Insgesamt fällt das Album persönlicher aus als zuletzt, wodurch die Schönheit der Melodien, die wie eine warme Decke den Hörer umhüllen, besonders gut zum Tragen kommt. So nimmt uns der Liedermacher im Titelstück mit sehnsüchtigem Blick in sein Elternhaus zurück, erzählt von den Menschen, die sich dort aufhielten und davon, dass es "zu spät" war, "noch etwas Richtiges" zu lernen, da er schon immer "gern" Lieder machen "wollte", obwohl er die zwölfte Klasse wegen unter anderem schlechter Noten in Deutsch noch einmal wiederholen musste. Er sollte es ja trotzdem zu etwas bringen.
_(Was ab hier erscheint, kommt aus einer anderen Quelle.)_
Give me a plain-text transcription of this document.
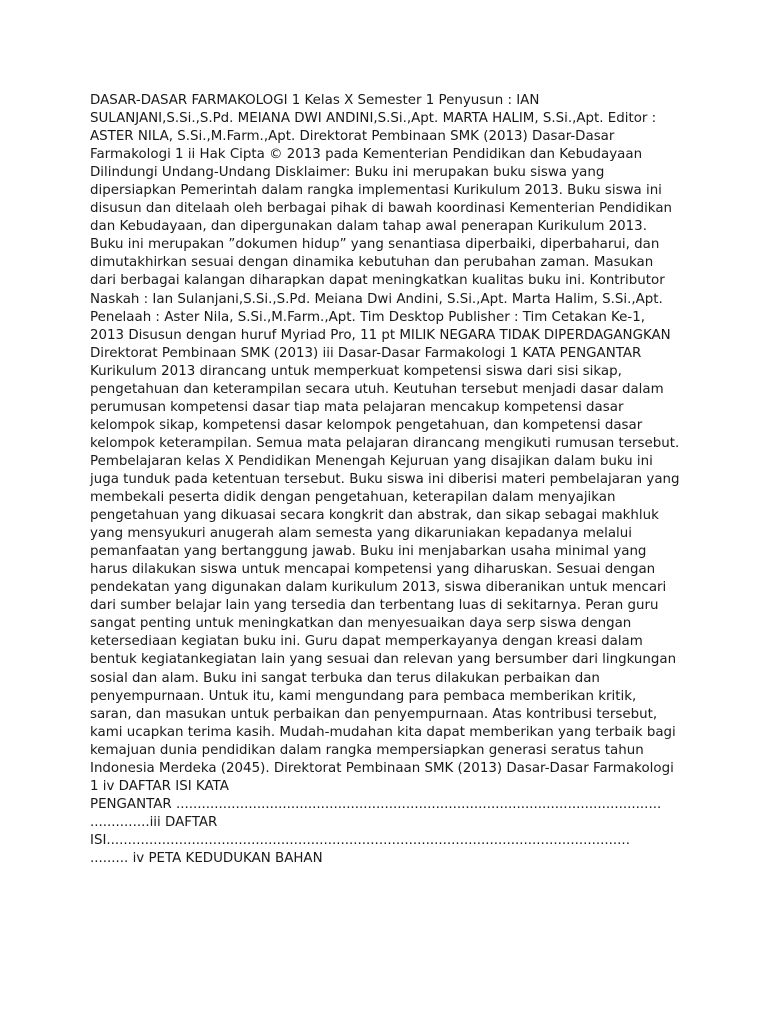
DASAR-DASAR FARMAKOLOGI 1 Kelas X Semester 1 Penyusun : IAN SULANJANI,S.Si.,S.Pd. MEIANA DWI ANDINI,S.Si.,Apt. MARTA HALIM, S.Si.,Apt. Editor : ASTER NILA, S.Si.,M.Farm.,Apt. Direktorat Pembinaan SMK (2013) Dasar-Dasar Farmakologi 1 ii Hak Cipta © 2013 pada Kementerian Pendidikan dan Kebudayaan Dilindungi Undang-Undang Disklaimer: Buku ini merupakan buku siswa yang dipersiapkan Pemerintah dalam rangka implementasi Kurikulum 2013. Buku siswa ini disusun dan ditelaah oleh berbagai pihak di bawah koordinasi Kementerian Pendidikan dan Kebudayaan, dan dipergunakan dalam tahap awal penerapan Kurikulum 2013. Buku ini merupakan ”dokumen hidup” yang senantiasa diperbaiki, diperbaharui, dan dimutakhirkan sesuai dengan dinamika kebutuhan dan perubahan zaman. Masukan dari berbagai kalangan diharapkan dapat meningkatkan kualitas buku ini. Kontributor Naskah : Ian Sulanjani,S.Si.,S.Pd. Meiana Dwi Andini, S.Si.,Apt. Marta Halim, S.Si.,Apt. Penelaah : Aster Nila, S.Si.,M.Farm.,Apt. Tim Desktop Publisher : Tim Cetakan Ke-1, 2013 Disusun dengan huruf Myriad Pro, 11 pt MILIK NEGARA TIDAK DIPERDAGANGKAN Direktorat Pembinaan SMK (2013) iii Dasar-Dasar Farmakologi 1 KATA PENGANTAR Kurikulum 2013 dirancang untuk memperkuat kompetensi siswa dari sisi sikap, pengetahuan dan keterampilan secara utuh. Keutuhan tersebut menjadi dasar dalam perumusan kompetensi dasar tiap mata pelajaran mencakup kompetensi dasar kelompok sikap, kompetensi dasar kelompok pengetahuan, dan kompetensi dasar kelompok keterampilan. Semua mata pelajaran dirancang mengikuti rumusan tersebut. Pembelajaran kelas X Pendidikan Menengah Kejuruan yang disajikan dalam buku ini juga tunduk pada ketentuan tersebut. Buku siswa ini diberisi materi pembelajaran yang membekali peserta didik dengan pengetahuan, keterapilan dalam menyajikan pengetahuan yang dikuasai secara kongkrit dan abstrak, dan sikap sebagai makhluk yang mensyukuri anugerah alam semesta yang dikaruniakan kepadanya melalui pemanfaatan yang bertanggung jawab. Buku ini menjabarkan usaha minimal yang harus dilakukan siswa untuk mencapai kompetensi yang diharuskan. Sesuai dengan pendekatan yang digunakan dalam kurikulum 2013, siswa diberanikan untuk mencari dari sumber belajar lain yang tersedia dan terbentang luas di sekitarnya. Peran guru sangat penting untuk meningkatkan dan menyesuaikan daya serp siswa dengan ketersediaan kegiatan buku ini. Guru dapat memperkayanya dengan kreasi dalam bentuk kegiatankegiatan lain yang sesuai dan relevan yang bersumber dari lingkungan sosial dan alam. Buku ini sangat terbuka dan terus dilakukan perbaikan dan penyempurnaan. Untuk itu, kami mengundang para pembaca memberikan kritik, saran, dan masukan untuk perbaikan dan penyempurnaan. Atas kontribusi tersebut, kami ucapkan terima kasih. Mudah-mudahan kita dapat memberikan yang terbaik bagi kemajuan dunia pendidikan dalam rangka mempersiapkan generasi seratus tahun Indonesia Merdeka (2045). Direktorat Pembinaan SMK (2013) Dasar-Dasar Farmakologi 1 iv DAFTAR ISI KATA

PENGANTAR ..................................................................................................................

..............iii DAFTAR

ISI...........................................................................................................................

......... iv PETA KEDUDUKAN BAHAN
Dass man dafür Lampenfieber vor einem Auftritt in Kauf nehmen muss, davon handelt "In Wien". Dort durfte nämlich Reinhard Mey zu Beginn seiner Karriere auftreten, weil ihn jemand "als Außenseiter gewettet" hatte. Den Respekt vor jedem Konzert hat er sich bis heute bewahrt. Dafür "gibt es keinen dunklen Tag", wenn er von der Bühne aus beobachtet, wie in "Der Vater Und Das Kind" ein Mann "das schwächste seiner Kinder" über mehrere Stunden in die Höhe hält. Dementsprechend besinnt er sich auf die Magie des Augenblicks.
In "Menschen, Die Eis Essen" kommt dann noch die Sehnsucht nach Entschleunigung dazu, wenn die Großstädter an der Eisdiele für kurze Zeit ihren hektischen Alltag vergessen. Die haben nämlich "so etwas Geduldiges". Im nächsten Song heißt es dann mit ausgelassener Stimme sogar: "Ich liebe es, unter Menschen zu sein." Natürlich betont der Berliner das nicht ohne Ironie, wenn er sich mit den Unannehmlichkeiten des täglichen Lebens konfrontiert sieht.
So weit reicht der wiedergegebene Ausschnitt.